Interstellar might dream of new worlds but, right now and right here, we still have one world to win and one planet to save.

Director: Christopher Nolan
IT IS UNDENIABLY TRUE that we cannot continue  exploiting the planet without dire consequences.  The machinery of our destruction must be dismantled.We have no alternative. Naomi Klein warns in her new book This Changes Everything  that the time for ideological debates has long past.

We urgently need  a paradigm shift that envisages a world not constrained by the demands of capital. But the politicians, representing the very interests of the machine that is destroying  the planet, will concede  to little more than some minor tinkering with the settings.

In Ridley Scott's Blade Runner the premise is that  the exploitation of the planet has led to the wealthy elite departing for new worlds to inhabit, leaving the working class and the dispossessed to live among the squalor and the acid rain.  While there might of still been a world to win and a planet to save there is no evidence that  the battle was ever fought. Organised working class resistance has been absent.

The political defeatism  evident in Bladerunner, a movie released in 1982, is also on display in Christopher Nolan's science fiction epic, Interstellar. In the thirty years since the release of Blade Runner the condition of the planet has considerably worsened but Interstellar has not moved on from the political bleakness of Ridley Scott's movie. Interstellar might well be a visual feast that needs to be seen on the big screen to appreciate but  there is a dark and  pessimistic heart beating at the core of this film that is hard to ignore - even among the vastness of the universe.

The premise of  Interstellar  is that the Earth and its inhabitants  are facing an environmental catastrophe. But Interstellar is a Hollywood movie with all the political limitations of a Hollywood movie and director Christopher Nolan shrinks from defining the nature of that catastrophe. There is no reference to climate change. Instead Interstellar says that the catastrophe is due to  “six billion people, and every one of them trying to have it all”. I can well imagine that some cinema goes will nod their  head in agreement: 'Yeah, that's the problem.
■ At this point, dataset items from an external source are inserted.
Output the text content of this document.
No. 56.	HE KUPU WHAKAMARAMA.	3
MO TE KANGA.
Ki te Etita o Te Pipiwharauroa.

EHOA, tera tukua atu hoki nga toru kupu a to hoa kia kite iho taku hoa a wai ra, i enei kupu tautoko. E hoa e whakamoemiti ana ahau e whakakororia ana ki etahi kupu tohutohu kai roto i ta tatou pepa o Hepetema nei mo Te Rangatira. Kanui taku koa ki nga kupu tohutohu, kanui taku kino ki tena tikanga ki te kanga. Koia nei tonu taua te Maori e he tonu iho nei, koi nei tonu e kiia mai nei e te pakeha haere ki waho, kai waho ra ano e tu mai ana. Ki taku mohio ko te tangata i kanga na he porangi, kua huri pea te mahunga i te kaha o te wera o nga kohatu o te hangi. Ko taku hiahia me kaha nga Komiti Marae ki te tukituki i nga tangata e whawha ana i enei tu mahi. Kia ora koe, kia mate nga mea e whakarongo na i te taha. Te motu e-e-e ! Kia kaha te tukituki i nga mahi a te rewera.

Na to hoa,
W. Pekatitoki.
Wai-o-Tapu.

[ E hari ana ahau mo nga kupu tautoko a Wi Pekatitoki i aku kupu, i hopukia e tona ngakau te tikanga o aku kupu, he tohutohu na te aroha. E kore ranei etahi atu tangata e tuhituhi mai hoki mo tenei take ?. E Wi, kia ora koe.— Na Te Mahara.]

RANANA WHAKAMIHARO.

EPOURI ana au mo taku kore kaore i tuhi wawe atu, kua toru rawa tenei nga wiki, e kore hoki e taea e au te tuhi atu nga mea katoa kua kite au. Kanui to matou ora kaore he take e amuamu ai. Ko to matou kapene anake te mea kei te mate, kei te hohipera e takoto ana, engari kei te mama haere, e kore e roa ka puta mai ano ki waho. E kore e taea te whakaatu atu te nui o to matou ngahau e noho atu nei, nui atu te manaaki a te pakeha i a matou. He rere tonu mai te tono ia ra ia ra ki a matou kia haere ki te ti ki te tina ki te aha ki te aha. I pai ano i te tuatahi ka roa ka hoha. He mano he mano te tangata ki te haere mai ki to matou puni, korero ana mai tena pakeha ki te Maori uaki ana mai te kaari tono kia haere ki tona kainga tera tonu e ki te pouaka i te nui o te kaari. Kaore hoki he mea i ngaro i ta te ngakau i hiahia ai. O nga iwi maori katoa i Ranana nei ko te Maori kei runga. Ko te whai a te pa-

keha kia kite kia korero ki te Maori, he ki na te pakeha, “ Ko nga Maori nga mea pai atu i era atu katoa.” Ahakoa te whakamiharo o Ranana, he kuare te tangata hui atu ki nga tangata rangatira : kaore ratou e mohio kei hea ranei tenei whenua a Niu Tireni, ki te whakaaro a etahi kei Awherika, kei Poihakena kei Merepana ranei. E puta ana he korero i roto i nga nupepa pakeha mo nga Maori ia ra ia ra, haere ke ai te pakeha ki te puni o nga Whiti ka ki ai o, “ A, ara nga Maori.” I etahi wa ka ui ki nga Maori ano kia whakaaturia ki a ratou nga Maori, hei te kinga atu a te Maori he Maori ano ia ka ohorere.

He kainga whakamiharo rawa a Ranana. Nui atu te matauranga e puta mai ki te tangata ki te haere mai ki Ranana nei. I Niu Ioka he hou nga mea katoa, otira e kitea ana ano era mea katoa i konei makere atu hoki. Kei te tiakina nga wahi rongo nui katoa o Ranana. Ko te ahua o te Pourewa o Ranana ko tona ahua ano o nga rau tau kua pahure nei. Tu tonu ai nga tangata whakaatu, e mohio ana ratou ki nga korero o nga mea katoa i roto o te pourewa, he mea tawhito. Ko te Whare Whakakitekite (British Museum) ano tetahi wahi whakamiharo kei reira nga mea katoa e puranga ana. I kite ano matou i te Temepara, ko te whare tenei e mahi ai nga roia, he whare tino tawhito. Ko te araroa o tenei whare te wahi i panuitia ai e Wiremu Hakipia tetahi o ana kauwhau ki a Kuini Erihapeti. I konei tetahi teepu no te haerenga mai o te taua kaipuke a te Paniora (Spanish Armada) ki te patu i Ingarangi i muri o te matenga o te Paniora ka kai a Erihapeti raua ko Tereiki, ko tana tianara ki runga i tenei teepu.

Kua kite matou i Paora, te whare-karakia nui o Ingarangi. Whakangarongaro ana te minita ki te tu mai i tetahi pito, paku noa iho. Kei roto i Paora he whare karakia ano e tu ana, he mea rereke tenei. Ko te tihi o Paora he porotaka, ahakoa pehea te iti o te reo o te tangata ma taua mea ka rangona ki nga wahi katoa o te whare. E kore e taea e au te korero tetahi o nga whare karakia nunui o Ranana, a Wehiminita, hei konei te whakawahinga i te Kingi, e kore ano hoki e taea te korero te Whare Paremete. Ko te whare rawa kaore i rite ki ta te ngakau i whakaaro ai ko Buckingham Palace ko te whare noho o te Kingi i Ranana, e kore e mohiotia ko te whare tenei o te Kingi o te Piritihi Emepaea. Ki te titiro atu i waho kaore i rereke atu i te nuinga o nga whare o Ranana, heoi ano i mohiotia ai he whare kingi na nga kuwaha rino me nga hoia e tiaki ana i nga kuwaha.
Too many people."

In a world where the top 10% of the world's population own 86% and the bottom 50% own less than 1% of all the wealth, it is nonsense for Nolan to suggest that we're all "trying to have it all'.

Personally I will not be going out today to extract more fossil fuels from the planet and I doubt you will be either.  There are big corporations doing that. We are not all equally responsibly for the world's plight. But we will be responsible if  we do not fight back.

Interstellar follows the premise of Blade Runner that humankind  must leave our dying planet  and find new planets to live on.  It is the job of our hero Cooper (Matthew McConaughey), assisted by his sidekick Dr Brand (Anne Hathaway) to  travel in  a spacecraft through a wormhole to an unknown galaxy where humans may be able to live.  Such is the the film's plot conventionality that the central character is, of course, male. Cooper is a rebooted Deckard.

The suggestion that Cooper and the Dr Brand are the vanguard of an expedition that will eventually  see six billion people leaving the Earth is preposterous.  It is still a capitalist world and those with the most capital talk the loudest. Blade Runner's vision of the working class abandoned to its fate on Earth is more realistic.

But, like Blade Runner, the pall of defeat clings to Interstellar. That resignation is expressed by Cooper at one point:  “It’s like we’ve forgotten who we are...Explorers, pioneers, not caretakers ... We’re not meant to save the world. We’re meant to leave it.”

Interstellar, in the end, imagines the end of the world because it cannot  imagine the end of capitalism. There is, despite everything, a hopelessness about this film that jars with its  Star Trek - like  optimism of going "where no-one has gone before". In that respect Interstellar is grounded in the real world where, alongside the ascendancy of a venal capitalism, there has grown the machinery of fear - armies, prisons, private security firms, the surveillance state. Such a culture of fear  exists to shred and pulverize the human imagination, to destroy our ability to envision an alternative future.

Interstellar might dream of new worlds but, right now and right here, we still have one world to win and one planet to save.